Frequently a battle ends when a single head is taken by either side — the victors calling out, “Now you go home, and we will go home; and if you want to fight some other day, all right!” In this way battles are ended in an hour or so, and often in half an hour. However, they have battles lasting half a day, and ten or a dozen heads are taken. Seven pueblos of the lower Quiangan region went against the scattered groups of dwellings in the Banawi area of the upper Quiangan region in May, 1902. The invaders had seven guns, but the people of Banawi had more than sixty — a fact the invaders did not know until too late. However, they did not retire until they had lost a hundred and fifty heads. They annihilated one of the groups of the enemy, getting about fifty heads, and burned down the dwellings. This is by far the fiercest Igorot battle of which there is any memory, and its ferocity is largely due to firearms.

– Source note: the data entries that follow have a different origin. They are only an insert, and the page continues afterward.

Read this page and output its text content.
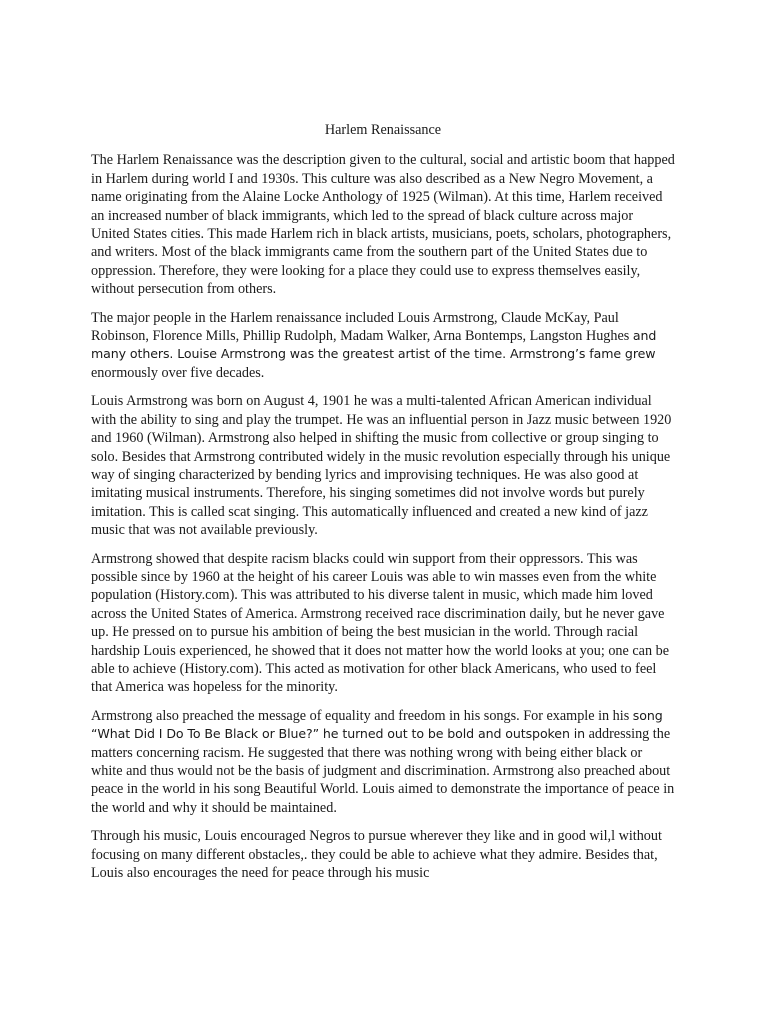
Harlem Renaissance

The Harlem Renaissance was the description given to the cultural, social and artistic boom that happed in Harlem during world I and 1930s. This culture was also described as a New Negro Movement, a name originating from the Alaine Locke Anthology of 1925 (Wilman). At this time, Harlem received an increased number of black immigrants, which led to the spread of black culture across major United States cities. This made Harlem rich in black artists, musicians, poets, scholars, photographers, and writers. Most of the black immigrants came from the southern part of the United States due to oppression. Therefore, they were looking for a place they could use to express themselves easily, without persecution from others.

The major people in the Harlem renaissance included Louis Armstrong, Claude McKay, Paul Robinson, Florence Mills, Phillip Rudolph, Madam Walker, Arna Bontemps, Langston Hughes and many others. Louise Armstrong was the greatest artist of the time. Armstrong’s fame grew enormously over five decades.

Louis Armstrong was born on August 4, 1901 he was a multi-talented African American individual with the ability to sing and play the trumpet. He was an influential person in Jazz music between 1920 and 1960 (Wilman). Armstrong also helped in shifting the music from collective or group singing to solo. Besides that Armstrong contributed widely in the music revolution especially through his unique way of singing characterized by bending lyrics and improvising techniques. He was also good at imitating musical instruments. Therefore, his singing sometimes did not involve words but purely imitation. This is called scat singing. This automatically influenced and created a new kind of jazz music that was not available previously.

Armstrong showed that despite racism blacks could win support from their oppressors. This was possible since by 1960 at the height of his career Louis was able to win masses even from the white population (History.com). This was attributed to his diverse talent in music, which made him loved across the United States of America. Armstrong received race discrimination daily, but he never gave up. He pressed on to pursue his ambition of being the best musician in the world. Through racial hardship Louis experienced, he showed that it does not matter how the world looks at you; one can be able to achieve (History.com). This acted as motivation for other black Americans, who used to feel that America was hopeless for the minority.

Armstrong also preached the message of equality and freedom in his songs. For example in his song “What Did I Do To Be Black or Blue?” he turned out to be bold and outspoken in addressing the matters concerning racism. He suggested that there was nothing wrong with being either black or white and thus would not be the basis of judgment and discrimination. Armstrong also preached about peace in the world in his song Beautiful World. Louis aimed to demonstrate the importance of peace in the world and why it should be maintained.

Through his music, Louis encouraged Negros to pursue wherever they like and in good wil,l without focusing on many different obstacles,. they could be able to achieve what they admire. Besides that, Louis also encourages the need for peace through his music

When a head has been taken the victor usually starts at once for his pueblo, without waiting for the further issue of the battle. He brings the head to his ato and it is put in a small funnel-shaped receptacle, called “sak-o’-long,” which is tied on a post in the stone court of the fawi. The entire ato joins in a ceremony for the day and night; it is called “se’-dak.” A dog or hog is killed, the greater part of which is eaten by the old men of the ato, while the younger men dance to the rhythmic beats of the gangsa. On the next day, “chao’-is,” a month’s ceremony, begins. About 7 o’clock in the morning the old men take the head to the river. There they build a fire and place the head beside it, while the other men of the ato dance about it for an hour. All then sit down on their haunches facing the river, and, as each throws a small pebble into the water he says, “Man-i’-su, hu! hu! hu! Tukukan!” — or the name of the pueblo from which the head was taken. This is to divert the battle-ax of their enemy from their own necks. The head is washed in the river by sousing it up and down by the hair; and the party returns to the fawi where the lower jaw is cut from the head, boiled to remove the flesh, and becomes a handle for the victor’s gangsa. In the evening the head is buried under the stones of the fawi.